Une des étapes pour aller mieux est la reconnaissance de ses erreurs, et cette lettre ne vient que pour te demander humblement pardon. Je n'imagine pas que tu puisses me l'accorder pour autant. Ni même ta petite-amie (Willow m'a appris que tu en avais une).

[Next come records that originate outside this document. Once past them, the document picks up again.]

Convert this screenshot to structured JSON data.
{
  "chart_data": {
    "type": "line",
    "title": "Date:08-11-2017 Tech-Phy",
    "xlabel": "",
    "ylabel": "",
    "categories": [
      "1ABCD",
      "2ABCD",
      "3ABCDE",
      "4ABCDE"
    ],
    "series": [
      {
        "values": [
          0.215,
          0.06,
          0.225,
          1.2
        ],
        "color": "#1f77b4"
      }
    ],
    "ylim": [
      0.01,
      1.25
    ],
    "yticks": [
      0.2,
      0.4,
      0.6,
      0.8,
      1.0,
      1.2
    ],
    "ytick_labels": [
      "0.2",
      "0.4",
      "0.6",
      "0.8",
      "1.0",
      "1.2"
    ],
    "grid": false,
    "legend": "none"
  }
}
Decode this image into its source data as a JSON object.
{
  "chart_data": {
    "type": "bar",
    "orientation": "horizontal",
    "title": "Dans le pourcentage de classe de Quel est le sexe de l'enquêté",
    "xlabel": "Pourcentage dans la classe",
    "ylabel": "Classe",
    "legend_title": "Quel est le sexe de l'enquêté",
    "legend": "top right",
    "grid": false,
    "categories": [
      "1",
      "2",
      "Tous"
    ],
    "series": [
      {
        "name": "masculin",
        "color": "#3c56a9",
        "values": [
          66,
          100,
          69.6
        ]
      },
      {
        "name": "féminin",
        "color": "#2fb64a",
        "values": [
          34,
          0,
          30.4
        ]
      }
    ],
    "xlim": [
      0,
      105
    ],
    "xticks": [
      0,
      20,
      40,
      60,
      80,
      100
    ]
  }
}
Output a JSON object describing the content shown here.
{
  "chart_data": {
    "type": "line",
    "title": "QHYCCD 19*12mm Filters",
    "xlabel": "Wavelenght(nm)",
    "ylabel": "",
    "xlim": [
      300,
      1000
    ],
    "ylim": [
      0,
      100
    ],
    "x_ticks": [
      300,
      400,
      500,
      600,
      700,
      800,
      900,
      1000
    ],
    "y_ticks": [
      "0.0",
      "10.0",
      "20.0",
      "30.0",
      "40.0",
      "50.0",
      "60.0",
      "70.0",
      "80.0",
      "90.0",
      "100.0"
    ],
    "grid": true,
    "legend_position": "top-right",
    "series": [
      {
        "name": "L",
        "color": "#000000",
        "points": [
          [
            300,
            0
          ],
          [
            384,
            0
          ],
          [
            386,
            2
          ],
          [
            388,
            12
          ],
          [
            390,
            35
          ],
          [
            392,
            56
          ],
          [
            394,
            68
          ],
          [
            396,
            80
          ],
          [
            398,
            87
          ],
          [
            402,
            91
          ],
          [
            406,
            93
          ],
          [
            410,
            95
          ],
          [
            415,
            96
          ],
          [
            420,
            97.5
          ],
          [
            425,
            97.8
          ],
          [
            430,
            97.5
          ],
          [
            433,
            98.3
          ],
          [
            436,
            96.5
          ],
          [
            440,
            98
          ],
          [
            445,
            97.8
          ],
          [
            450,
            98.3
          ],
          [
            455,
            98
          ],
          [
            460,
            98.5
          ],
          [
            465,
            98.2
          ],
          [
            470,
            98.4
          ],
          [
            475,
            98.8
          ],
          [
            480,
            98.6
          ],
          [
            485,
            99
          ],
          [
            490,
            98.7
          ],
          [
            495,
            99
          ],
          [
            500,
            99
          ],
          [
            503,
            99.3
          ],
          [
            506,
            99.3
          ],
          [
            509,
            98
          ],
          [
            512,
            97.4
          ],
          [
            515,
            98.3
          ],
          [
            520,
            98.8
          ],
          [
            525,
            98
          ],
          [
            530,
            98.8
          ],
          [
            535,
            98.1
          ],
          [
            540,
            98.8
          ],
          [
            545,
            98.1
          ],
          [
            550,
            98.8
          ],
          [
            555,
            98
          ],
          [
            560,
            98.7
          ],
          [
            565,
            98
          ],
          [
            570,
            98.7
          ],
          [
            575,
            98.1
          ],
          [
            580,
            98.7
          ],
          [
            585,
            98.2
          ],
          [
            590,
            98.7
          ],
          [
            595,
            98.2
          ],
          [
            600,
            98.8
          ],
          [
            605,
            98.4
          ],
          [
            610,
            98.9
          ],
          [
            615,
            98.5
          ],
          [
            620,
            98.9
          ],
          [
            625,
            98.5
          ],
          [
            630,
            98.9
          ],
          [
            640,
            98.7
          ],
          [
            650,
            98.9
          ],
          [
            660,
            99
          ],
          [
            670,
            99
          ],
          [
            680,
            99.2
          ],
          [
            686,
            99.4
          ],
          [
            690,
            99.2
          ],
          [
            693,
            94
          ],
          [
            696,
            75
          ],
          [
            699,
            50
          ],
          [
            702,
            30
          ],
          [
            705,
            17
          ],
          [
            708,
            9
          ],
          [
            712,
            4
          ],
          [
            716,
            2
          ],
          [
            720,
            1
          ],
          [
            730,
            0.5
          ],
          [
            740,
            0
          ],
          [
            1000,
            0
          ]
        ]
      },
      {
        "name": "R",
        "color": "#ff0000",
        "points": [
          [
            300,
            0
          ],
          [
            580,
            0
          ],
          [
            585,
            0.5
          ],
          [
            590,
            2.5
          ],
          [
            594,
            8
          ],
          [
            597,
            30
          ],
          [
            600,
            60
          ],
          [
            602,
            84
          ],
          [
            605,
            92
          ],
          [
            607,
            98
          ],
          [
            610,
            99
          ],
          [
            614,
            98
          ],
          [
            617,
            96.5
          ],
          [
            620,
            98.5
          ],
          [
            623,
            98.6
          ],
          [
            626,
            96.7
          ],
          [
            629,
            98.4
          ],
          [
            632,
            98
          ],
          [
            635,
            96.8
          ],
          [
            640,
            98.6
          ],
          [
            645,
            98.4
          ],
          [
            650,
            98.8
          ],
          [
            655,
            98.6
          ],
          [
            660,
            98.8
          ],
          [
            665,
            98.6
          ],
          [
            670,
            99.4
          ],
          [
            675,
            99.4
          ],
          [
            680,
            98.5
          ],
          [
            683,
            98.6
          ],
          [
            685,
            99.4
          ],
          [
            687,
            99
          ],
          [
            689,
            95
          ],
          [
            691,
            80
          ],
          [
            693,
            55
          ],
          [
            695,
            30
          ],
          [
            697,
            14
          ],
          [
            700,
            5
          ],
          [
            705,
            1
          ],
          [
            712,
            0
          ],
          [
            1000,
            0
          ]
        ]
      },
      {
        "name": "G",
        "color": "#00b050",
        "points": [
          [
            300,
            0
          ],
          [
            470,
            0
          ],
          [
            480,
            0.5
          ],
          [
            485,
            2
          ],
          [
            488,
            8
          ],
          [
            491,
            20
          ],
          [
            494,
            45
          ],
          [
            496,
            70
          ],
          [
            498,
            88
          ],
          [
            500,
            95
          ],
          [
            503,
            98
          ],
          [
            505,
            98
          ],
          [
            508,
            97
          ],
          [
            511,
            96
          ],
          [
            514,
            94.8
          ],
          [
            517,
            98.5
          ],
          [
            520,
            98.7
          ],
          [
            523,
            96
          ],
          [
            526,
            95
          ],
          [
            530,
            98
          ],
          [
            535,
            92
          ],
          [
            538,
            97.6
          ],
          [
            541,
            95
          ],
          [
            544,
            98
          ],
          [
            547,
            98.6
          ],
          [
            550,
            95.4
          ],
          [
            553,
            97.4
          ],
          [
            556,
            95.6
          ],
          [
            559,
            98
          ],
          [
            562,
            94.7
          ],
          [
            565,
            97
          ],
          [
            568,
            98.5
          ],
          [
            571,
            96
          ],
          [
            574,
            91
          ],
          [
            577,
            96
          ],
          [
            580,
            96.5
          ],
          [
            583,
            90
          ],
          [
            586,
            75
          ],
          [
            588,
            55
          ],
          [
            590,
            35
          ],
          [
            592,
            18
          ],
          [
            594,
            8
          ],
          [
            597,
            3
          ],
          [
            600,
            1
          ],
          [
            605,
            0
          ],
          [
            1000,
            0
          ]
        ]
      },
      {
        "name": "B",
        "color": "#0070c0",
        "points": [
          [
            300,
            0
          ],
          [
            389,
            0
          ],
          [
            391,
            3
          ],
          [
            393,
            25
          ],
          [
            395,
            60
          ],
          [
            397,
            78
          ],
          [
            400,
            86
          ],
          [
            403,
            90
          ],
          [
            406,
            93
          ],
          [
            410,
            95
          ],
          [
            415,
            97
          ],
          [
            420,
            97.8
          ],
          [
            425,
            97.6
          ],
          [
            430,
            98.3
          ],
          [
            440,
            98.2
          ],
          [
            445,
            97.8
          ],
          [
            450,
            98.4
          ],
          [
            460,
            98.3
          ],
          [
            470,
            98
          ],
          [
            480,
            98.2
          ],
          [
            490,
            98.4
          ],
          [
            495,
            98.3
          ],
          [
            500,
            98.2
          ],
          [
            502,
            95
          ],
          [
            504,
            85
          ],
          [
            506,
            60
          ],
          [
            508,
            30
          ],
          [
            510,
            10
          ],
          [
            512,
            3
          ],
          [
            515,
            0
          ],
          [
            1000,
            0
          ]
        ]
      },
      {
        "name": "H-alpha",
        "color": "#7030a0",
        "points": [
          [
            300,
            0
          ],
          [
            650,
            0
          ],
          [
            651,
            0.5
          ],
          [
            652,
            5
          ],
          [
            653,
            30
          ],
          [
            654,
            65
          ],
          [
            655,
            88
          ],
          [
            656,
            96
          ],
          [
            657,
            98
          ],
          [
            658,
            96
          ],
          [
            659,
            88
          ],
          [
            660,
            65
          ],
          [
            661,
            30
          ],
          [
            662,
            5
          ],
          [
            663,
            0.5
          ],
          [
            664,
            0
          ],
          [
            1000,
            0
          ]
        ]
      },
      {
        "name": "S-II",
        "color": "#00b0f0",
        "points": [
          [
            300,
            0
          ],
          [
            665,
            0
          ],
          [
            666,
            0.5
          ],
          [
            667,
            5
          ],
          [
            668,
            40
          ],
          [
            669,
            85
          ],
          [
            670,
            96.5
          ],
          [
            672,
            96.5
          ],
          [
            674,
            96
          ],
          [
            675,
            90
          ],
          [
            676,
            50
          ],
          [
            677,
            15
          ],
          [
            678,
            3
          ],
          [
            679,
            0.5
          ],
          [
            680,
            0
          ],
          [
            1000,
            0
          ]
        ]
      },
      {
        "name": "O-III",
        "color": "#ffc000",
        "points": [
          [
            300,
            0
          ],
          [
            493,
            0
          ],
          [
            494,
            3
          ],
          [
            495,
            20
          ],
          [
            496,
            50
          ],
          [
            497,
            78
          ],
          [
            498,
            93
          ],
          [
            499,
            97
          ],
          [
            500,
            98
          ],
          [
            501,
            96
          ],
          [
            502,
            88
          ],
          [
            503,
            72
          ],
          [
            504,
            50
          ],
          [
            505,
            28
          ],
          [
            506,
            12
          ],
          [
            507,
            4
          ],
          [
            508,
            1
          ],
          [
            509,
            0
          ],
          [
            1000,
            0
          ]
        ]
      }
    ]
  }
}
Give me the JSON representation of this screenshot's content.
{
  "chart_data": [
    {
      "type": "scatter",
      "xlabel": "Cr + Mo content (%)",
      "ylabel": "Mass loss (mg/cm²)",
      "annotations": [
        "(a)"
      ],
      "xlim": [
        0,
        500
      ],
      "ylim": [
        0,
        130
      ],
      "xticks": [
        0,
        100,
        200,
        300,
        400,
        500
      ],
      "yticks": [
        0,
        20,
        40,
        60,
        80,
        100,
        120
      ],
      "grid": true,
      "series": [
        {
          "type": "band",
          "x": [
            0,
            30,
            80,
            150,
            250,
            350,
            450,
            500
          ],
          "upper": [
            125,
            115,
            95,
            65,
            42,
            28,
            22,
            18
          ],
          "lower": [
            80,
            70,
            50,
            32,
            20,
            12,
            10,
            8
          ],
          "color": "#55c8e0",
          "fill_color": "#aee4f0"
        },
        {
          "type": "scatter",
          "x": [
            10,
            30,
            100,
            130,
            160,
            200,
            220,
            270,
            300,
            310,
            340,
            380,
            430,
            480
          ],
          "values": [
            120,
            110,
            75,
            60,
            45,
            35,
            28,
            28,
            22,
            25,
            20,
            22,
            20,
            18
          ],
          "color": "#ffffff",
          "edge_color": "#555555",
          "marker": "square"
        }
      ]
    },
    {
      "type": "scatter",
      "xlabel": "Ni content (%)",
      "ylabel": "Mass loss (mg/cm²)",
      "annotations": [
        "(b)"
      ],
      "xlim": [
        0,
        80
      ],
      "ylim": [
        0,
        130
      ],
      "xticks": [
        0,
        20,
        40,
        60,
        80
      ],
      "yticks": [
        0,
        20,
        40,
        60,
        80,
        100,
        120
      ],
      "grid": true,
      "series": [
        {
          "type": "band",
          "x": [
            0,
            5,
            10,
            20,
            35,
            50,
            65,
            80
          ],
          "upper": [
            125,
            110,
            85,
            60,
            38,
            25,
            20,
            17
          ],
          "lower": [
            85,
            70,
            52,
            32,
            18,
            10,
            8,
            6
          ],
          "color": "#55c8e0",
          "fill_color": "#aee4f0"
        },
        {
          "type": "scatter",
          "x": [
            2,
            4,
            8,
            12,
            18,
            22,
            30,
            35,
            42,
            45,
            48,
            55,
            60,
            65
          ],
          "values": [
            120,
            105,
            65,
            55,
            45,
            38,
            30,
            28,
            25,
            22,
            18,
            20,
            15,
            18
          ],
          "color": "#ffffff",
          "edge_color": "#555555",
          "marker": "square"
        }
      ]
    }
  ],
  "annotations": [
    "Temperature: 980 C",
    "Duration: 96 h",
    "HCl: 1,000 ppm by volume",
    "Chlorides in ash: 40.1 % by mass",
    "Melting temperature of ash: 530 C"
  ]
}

Je t'ai sûrement causé des problèmes avec elle, car je n'ai pas pensé un seul instant à te demander si tu voyais quelqu'un.

J'ai été vraiment idiote de croire qu'en me jetant à ta tête de cette façon, et ce qui est pire, en utilisant ta culpabilité et tes sentiments pour Buffy, je pourrais oublier mes propres petits soucis. Ma vie a été si privilégiée par rapport à l'existence trop éphémère des Tueuses. J'ai honte de n'avoir rien su faire de beau de cette liberté.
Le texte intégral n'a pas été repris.